How do you contribute?

In December 2022, the Biden administration released a plan that seeks to eventually eradicate homelessness in the United States, starting with a 25% reduction in the number of people suffering from a lack of reliable access to safe housing over the next two years.

According to the U.S. Department of Housing and Urban Development’s annual “point-in-time count” more than one million people experienced “sheltered homelessness” at some point in 2022. Experts warn that the termination of federal aid increases the risk of a major spike in homelessness even more going forward.

The research also concludes that although a majority (60%) of the nation’s unhoused population lives in shelters or other temporary accommodations, a growing share (40%) are struggling in unsheltered settings, including cars, streets, or encampments.

Biden’s plan also states that “unless encampment closures are conducted in a coordinated, humane, and solutions-oriented way that makes housing and supports adequately available, these ‘out of sight, out of mind’ policies can… set people back in their pathway to housing.”  The plan is critical of the “criminalization” of homelessness, which has led to the arrests of unhoused people. In addition, mass incarceration, long-standing patterns of discrimination against people of color, LGBTQ+ people, people with disabilities, and elderly people have exacerbated housing injustices in America.

Here in King County, homelessness continues to have a disproportionate impact on communities of color.

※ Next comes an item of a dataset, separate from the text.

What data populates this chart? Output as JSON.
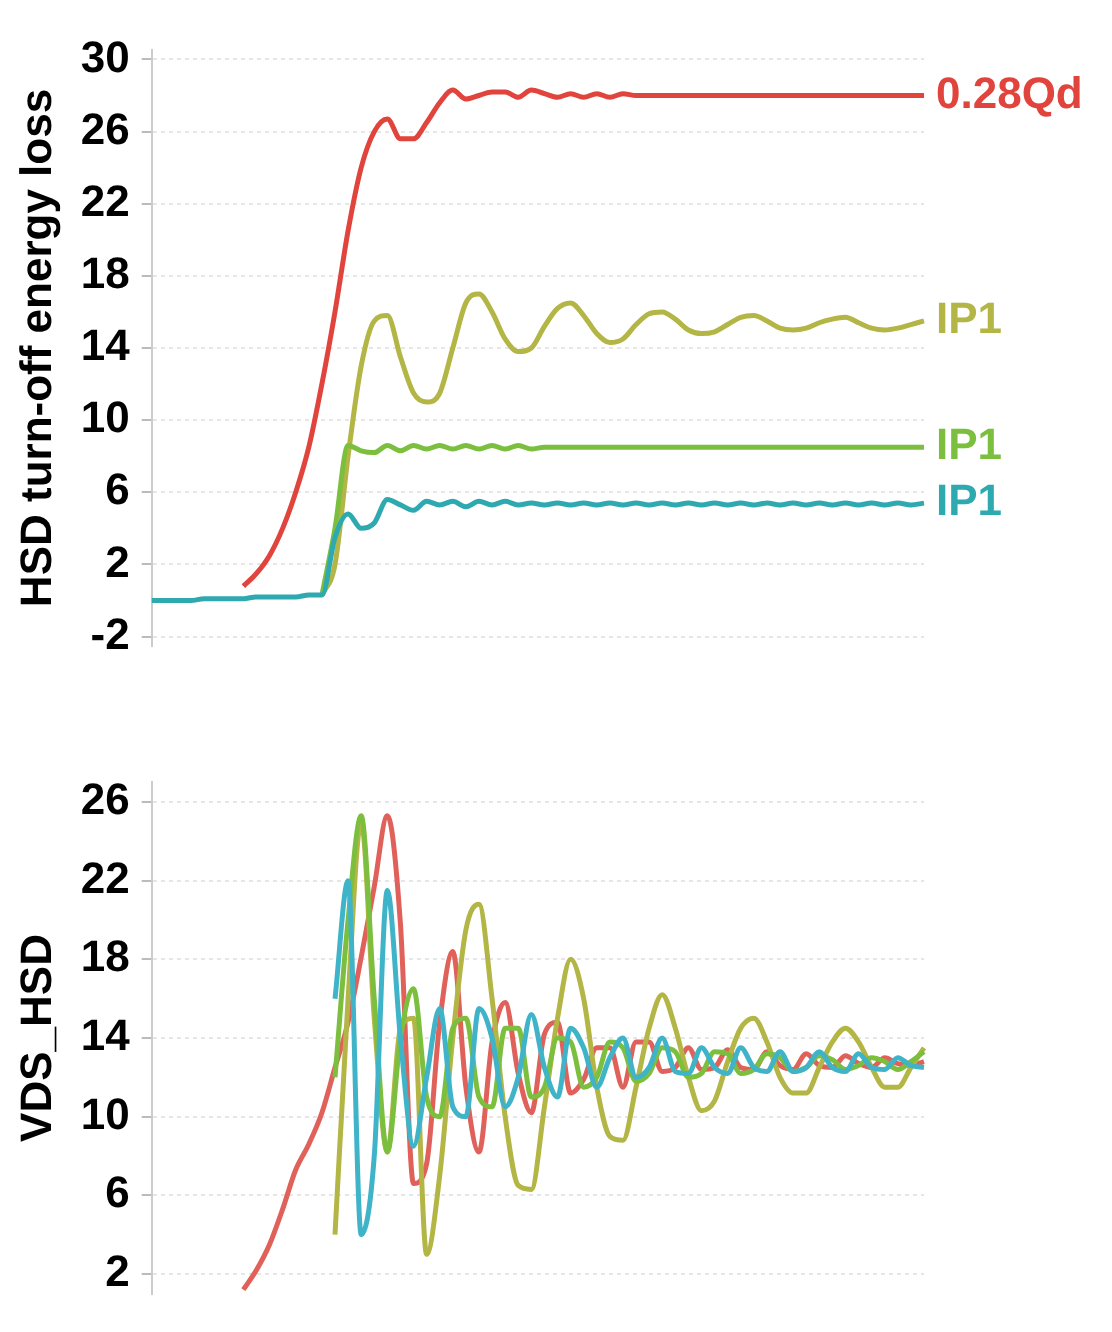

As a community, we need to continue our dialogue about race and equity.  Furthermore, we need to recognize that homelessness is a symptom of structural racism and racial inequities.

Homeless crisis in America, as well as here in King County, cannot be effectively addressed without looking at some of the contributing factors, such as lack of affordable housing, access to job opportunities, education, etc. that disproportionately impact to people of color.  But we need to go beyond demanding that the Federal, State, and local government respond to these crises, and look in the mirror and assess our own biases and lifestyles that contribute to racial injustice and inequality.